In deze zaak gaat het om de beëindiging van de registratie van gedaagde als verzekerde werknemer per 1 juli 1998 door het Uitvoeringsinstituut werknemersverzekeringen (Uwv). De beëindiging was gebaseerd op het ontbreken van een geldige verblijfsvergunning en tewerkstellingsvergunning. Gedaagde had een aanvraag voor een verblijfsvergunning ingediend, maar deze was nog niet behandeld.
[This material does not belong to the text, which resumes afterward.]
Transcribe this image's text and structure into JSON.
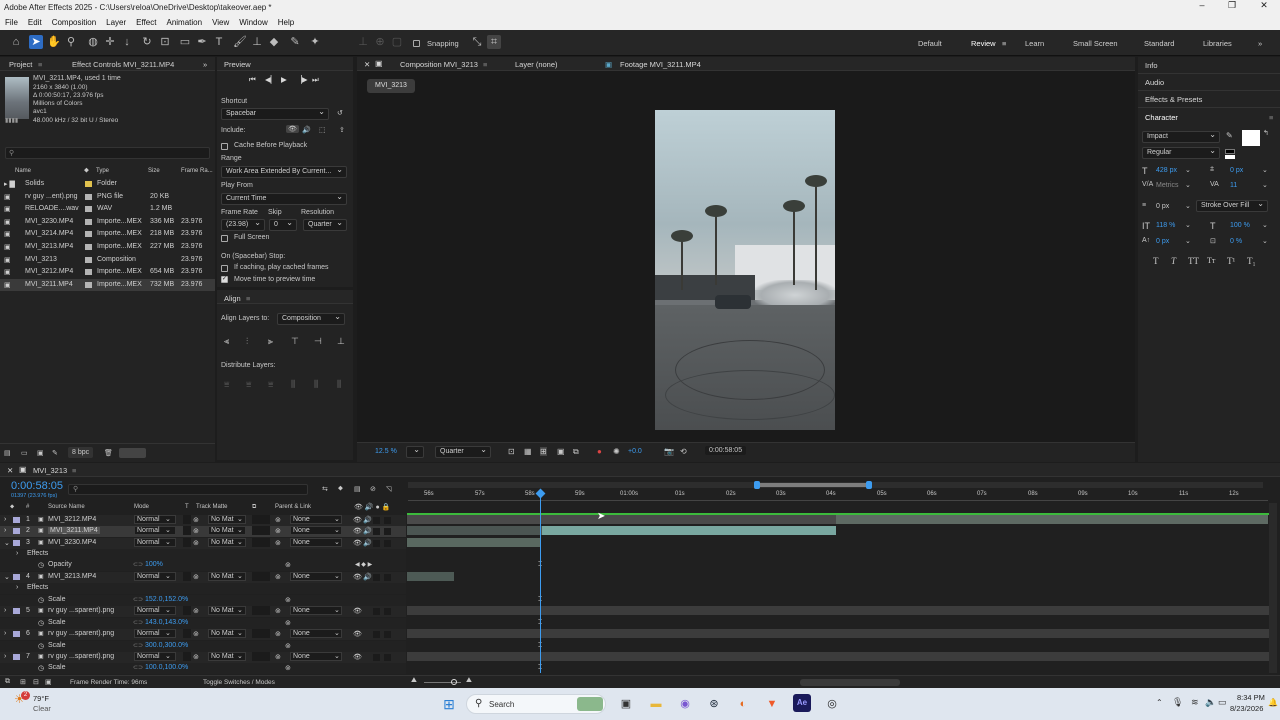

De rechtbank Dordrecht had eerder het beroep van gedaagde gegrond verklaard, omdat het bestreden besluit in strijd was met het discriminatieverbod uit de Samenwerkingsovereenkomst tussen de EG en Marokko.

In hoger beroep heeft het Uwv betoogd dat het gemaakte onderscheid gerechtvaardigd is gezien de doelstelling van de Koppelingswet. De Raad voor de Rechtspraak heeft vastgesteld dat gedaagde ten tijde van de beëindiging van de registratie rechtmatig in Nederland verbleef en arbeid verrichtte. De Raad onderschrijft het oordeel van het Uwv dat de registratie als verzekerde werknemer niet beëindigd had mogen worden, omdat gedaagde recht had op een afwachting van de beslissing op haar aanvraag om voortgezet verblijf.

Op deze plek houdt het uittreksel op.